Tuesday, June 03, 2008

Postscript to the Day From Hell

So after yesterday's morning of fun, I hightailed it home and got down to the business of being a housewife and mother--I blogged, what else? After finishing that, as part of my new insane, get fit fast program, I logged 7 miles with my good friend Leslie Sansone. By the time I had completed all the items on my To Do list: read, sleep, eat, I had 15 minutes of wiggle room before heading out the door to rescue Vaughn from his Hellhole (the YMCA) to prepare snacks, don a pair of capris and flip-flops, and grab the keys. The keys…the keys…THE KEYS!!! WHERE ARE THE KEYS? They are not in their proper place--I should say the designated key spot where they’re usually about 65% of the time. I glance at the clock and see I’ve got a few spare minutes. I haven’t been wandering much of the house today, so I go to the few spaces I have inhabited over the last 6 hours. Nothing. That’s okay. I know we have spare keys, but… they are also not in their designated spot. I know…I’ll call Dave. I’m sure he can enlighten me as to where the spare keys might be, which, helpfully, he did--one pair was conveniently located in the pocket of a jacket he had left down at his mom’s house at the beach, and the other pair was equally conveniently located in his work van, which was currently clear across town. Great! I spend a few minutes going through my fastest methods of transportation, biking, but then I would have to get out the Gator and wrestle with it for who knows how long, getting Vaughn’s bike connected to it, and then slog his bike 3-1/2 miles behind mine. I could skate, but it’s all uphill. Why oh why did we have to put him in a charter school? Why couldn’t we have put him in the perfectly adequate public school a few blocks away? Was it really so important that he learn to read and write?

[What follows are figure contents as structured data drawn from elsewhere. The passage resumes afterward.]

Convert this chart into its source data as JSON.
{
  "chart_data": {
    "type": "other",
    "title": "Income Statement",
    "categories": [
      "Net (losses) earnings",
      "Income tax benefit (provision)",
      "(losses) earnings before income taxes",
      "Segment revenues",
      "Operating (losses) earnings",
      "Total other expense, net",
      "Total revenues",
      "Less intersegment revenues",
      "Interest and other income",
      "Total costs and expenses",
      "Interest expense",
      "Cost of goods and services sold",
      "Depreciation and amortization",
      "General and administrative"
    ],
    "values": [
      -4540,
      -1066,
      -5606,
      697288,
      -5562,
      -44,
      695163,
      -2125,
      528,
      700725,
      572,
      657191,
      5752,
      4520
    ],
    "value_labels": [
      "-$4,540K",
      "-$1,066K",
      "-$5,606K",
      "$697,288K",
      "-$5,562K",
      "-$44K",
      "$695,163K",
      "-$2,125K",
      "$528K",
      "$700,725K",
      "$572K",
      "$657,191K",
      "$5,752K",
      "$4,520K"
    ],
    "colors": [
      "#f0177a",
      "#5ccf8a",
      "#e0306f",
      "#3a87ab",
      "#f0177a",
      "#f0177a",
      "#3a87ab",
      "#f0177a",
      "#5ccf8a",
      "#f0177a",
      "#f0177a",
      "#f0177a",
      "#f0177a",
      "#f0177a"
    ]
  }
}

I rushed around to change clothes, putting on my blister prevention socks, my well broken in tennis shoes, exercise pants and cami and grab my Ipod. Since I hadn’t walked the dog yet, I figured I’d take her along as well, because I’m that kind of 21st century multi-tasking kind of mom. Even in a crisis, I’m thinking, "Now, is there any possible way I could run an errand while putting out this fire?"

As I'm walk-jogging my way there, I try calling the school because for some godforsaken reason we don’t have the Y’s direct phone number written down anywhere, but the school didn’t answer. I figured it was probably just a matter of time before the Y called me, and sure enough, 15 minutes out the door, they did. I can hear Vaughn wailing in the background, while Ms. Shark proceeds to state the obvious: Vaughn was crying and she had tried to reassure him I was in traffic and that I was on my way but… I managed to pant out that I had “car trouble,” and I was hurrying as fast as I could walk and would be there in another 20 minutes or so (thinking I was probably underestimating a tad).

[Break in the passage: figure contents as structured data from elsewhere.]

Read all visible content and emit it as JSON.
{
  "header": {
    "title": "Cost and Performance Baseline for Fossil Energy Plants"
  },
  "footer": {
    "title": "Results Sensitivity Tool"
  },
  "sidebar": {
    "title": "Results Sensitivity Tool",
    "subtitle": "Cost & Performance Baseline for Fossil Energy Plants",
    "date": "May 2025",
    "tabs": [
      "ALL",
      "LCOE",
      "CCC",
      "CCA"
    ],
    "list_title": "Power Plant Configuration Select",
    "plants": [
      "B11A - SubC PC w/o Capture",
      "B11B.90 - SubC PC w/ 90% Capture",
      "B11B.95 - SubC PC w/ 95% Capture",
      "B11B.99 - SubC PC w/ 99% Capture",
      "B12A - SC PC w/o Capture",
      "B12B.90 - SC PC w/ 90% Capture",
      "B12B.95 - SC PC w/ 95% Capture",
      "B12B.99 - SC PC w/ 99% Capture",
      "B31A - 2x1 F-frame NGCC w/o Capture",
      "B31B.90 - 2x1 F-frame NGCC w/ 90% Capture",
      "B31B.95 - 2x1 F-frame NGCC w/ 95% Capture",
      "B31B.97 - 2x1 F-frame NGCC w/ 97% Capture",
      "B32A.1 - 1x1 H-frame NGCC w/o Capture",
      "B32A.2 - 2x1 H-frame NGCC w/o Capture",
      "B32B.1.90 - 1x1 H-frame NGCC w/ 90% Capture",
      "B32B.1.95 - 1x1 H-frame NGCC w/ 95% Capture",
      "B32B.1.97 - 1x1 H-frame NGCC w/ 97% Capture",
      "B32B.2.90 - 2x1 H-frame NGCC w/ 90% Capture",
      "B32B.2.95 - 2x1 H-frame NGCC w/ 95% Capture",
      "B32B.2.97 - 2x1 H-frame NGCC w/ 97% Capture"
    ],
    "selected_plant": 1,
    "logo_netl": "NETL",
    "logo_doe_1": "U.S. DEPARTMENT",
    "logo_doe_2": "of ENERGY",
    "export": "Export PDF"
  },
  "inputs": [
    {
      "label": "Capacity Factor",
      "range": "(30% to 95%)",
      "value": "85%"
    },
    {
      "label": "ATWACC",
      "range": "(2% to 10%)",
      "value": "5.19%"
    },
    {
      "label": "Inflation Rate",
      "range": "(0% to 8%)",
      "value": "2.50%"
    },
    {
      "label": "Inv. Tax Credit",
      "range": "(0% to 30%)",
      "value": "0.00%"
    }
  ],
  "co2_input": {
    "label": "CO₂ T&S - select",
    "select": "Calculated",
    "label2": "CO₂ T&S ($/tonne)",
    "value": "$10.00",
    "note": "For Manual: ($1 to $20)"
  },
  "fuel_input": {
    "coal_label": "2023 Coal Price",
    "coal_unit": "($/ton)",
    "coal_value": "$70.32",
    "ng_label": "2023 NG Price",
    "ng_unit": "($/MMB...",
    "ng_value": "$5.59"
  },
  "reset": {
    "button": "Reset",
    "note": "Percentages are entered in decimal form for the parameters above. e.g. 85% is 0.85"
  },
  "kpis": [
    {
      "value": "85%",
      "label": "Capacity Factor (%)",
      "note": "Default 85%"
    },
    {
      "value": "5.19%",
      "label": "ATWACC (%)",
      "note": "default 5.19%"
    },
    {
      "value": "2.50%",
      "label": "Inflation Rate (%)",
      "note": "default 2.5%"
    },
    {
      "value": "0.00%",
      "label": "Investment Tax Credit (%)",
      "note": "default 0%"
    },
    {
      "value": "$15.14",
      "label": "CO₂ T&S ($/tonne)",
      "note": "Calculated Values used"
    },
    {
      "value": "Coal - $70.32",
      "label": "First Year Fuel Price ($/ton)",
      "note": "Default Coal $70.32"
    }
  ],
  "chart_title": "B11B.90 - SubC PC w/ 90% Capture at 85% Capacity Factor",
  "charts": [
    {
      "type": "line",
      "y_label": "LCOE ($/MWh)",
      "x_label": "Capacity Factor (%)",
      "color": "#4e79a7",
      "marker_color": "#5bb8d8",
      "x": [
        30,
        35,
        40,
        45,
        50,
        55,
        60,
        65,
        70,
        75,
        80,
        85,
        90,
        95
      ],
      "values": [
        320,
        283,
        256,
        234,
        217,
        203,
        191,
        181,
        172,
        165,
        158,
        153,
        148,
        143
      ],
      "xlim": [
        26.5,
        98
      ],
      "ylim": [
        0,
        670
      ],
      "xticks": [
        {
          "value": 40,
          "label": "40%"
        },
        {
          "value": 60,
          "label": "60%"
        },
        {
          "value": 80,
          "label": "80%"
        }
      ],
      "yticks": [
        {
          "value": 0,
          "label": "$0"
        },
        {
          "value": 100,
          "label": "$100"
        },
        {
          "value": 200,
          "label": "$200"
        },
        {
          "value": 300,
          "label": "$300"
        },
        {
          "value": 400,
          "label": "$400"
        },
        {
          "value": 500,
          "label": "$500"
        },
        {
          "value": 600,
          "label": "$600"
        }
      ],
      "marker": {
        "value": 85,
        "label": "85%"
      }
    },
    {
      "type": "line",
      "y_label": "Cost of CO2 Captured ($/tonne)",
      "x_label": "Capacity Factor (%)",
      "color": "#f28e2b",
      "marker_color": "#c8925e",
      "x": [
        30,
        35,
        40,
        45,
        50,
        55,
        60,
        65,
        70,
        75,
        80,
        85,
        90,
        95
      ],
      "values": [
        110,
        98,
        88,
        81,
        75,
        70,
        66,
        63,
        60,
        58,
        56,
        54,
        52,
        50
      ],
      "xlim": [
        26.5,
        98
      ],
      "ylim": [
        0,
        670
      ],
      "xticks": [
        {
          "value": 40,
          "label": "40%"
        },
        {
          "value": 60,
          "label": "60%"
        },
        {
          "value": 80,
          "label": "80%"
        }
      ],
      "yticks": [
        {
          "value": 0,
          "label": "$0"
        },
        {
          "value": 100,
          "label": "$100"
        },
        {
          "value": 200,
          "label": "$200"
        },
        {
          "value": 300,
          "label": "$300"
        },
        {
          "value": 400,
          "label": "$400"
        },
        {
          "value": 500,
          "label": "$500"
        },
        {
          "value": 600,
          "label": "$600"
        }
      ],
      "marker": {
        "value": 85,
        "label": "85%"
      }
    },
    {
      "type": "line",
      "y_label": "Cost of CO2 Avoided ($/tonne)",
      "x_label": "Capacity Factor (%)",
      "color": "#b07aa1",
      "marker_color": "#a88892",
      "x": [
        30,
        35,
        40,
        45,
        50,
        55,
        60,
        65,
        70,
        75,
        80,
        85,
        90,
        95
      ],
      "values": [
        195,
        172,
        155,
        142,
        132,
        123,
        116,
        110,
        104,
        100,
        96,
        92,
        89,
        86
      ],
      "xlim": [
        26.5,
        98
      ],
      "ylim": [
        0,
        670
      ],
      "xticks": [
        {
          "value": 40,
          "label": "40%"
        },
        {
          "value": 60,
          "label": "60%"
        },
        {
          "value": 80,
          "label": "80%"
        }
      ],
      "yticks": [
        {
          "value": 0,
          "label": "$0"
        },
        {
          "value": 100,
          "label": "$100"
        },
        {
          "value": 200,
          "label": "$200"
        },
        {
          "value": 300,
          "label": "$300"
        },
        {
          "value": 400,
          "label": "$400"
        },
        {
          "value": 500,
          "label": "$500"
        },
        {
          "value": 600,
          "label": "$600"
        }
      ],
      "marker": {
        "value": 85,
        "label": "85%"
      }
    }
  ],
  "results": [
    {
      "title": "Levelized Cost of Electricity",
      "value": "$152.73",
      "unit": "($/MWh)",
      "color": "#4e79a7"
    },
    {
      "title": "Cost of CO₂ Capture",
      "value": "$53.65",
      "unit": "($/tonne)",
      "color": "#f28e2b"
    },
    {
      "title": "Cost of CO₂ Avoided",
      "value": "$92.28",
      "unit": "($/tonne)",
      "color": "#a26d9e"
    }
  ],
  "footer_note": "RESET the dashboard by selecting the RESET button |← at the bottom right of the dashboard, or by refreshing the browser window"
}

I cranked up my hyper booty shaking tunes and walked my Donque off. Poe’s poop reflex kicked in once we were well on our way past any public trashcans, so I had the pleasure of whiffing her neatly scooped poop perfume all the way there.

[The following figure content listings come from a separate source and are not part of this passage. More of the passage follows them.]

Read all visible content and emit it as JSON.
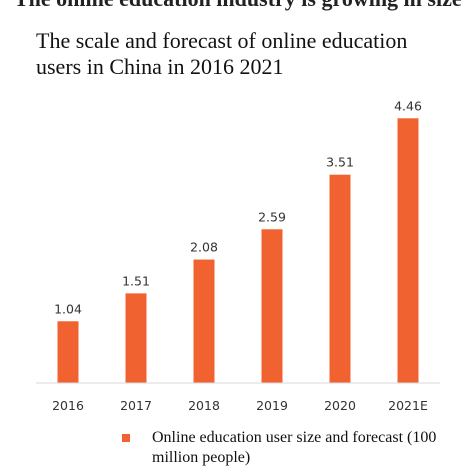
{
  "header": {
    "cut_heading": "The online education industry is growing in size"
  },
  "chart_data": {
    "type": "bar",
    "title": "The scale and forecast of online education users in China in 2016 2021",
    "categories": [
      "2016",
      "2017",
      "2018",
      "2019",
      "2020",
      "2021E"
    ],
    "series": [
      {
        "name": "Online education user size and forecast (100 million people)",
        "values": [
          1.04,
          1.51,
          2.08,
          2.59,
          3.51,
          4.46
        ],
        "color": "#f0622f"
      }
    ],
    "data_labels": [
      "1.04",
      "1.51",
      "2.08",
      "2.59",
      "3.51",
      "4.46"
    ],
    "ylim": [
      0,
      4.6
    ],
    "grid": false,
    "legend": "bottom"
  }
}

Thirty minutes later--Ms. Shark asked where did my car break down? Way off in Gresham? And I explained that my “car trouble” was in not being able to locate the keys to operate it. To top all this off, as Vaughn and I are walking out the door, with me still huffing, all stinky and dripping sweat, we pass Teacher Hottie in the hall, with me deftly tucking my head further under the bill of my hat, issuing a brief grunted greeting and hurrying past, pretending I’m Vaughn’s unkempt babysitter.

As we make our long journey home, I’m deriving no small amount of amusement from the fact that to the friendly waving neighbors we pass I appear to be a fitness conscious mommy, environmentally aware, all granola nutty, who conscientiously walks my child to and from school every day. Little do they know I’m just an absent minded slacker mom. Of course this pretty picture is somewhat marred by the fact that it appears I am dragging Vaughn along behind me (hard to believe this is the same child that at 3 years old walked all the way up to the top of Multnomah Falls, some 1.5 miles both ways), while I’m limping along, teetering on the outer edges of my feet to avoid the jolts of pain elicited with each step that are emanating from the rapidly mysterious formation of blisters on the soles of my feet. So much for blister preventing socks. In their defense, it could have something to do with the fact that it is entirely unnatural for human feet to trek 14 miles in one day, and also, since my pedicure, I have been religiously slathering my feet with lotion at night in an effort to keep the calluses at bay. I am now going to start walking on gravel so I don’t have to suffer from this affliction again.

One and a half hours, 1 billion “are we almost home yets,” 2 monstrous blisters, and a downpour of rain later, oh, and another poop stop where I had to use one of Vaughn’s snack bags because I had run out of the proper poop scoops, we arrive home.

Shortly, after we arrived home, so did Dave and quickly found the keys, lodged between the desk and the wall, right behind the designated key spot on the desk. I knew I should have pulled the desk out, but I was, ironically, just too in a hurry and, frankly, too lazy to take the time.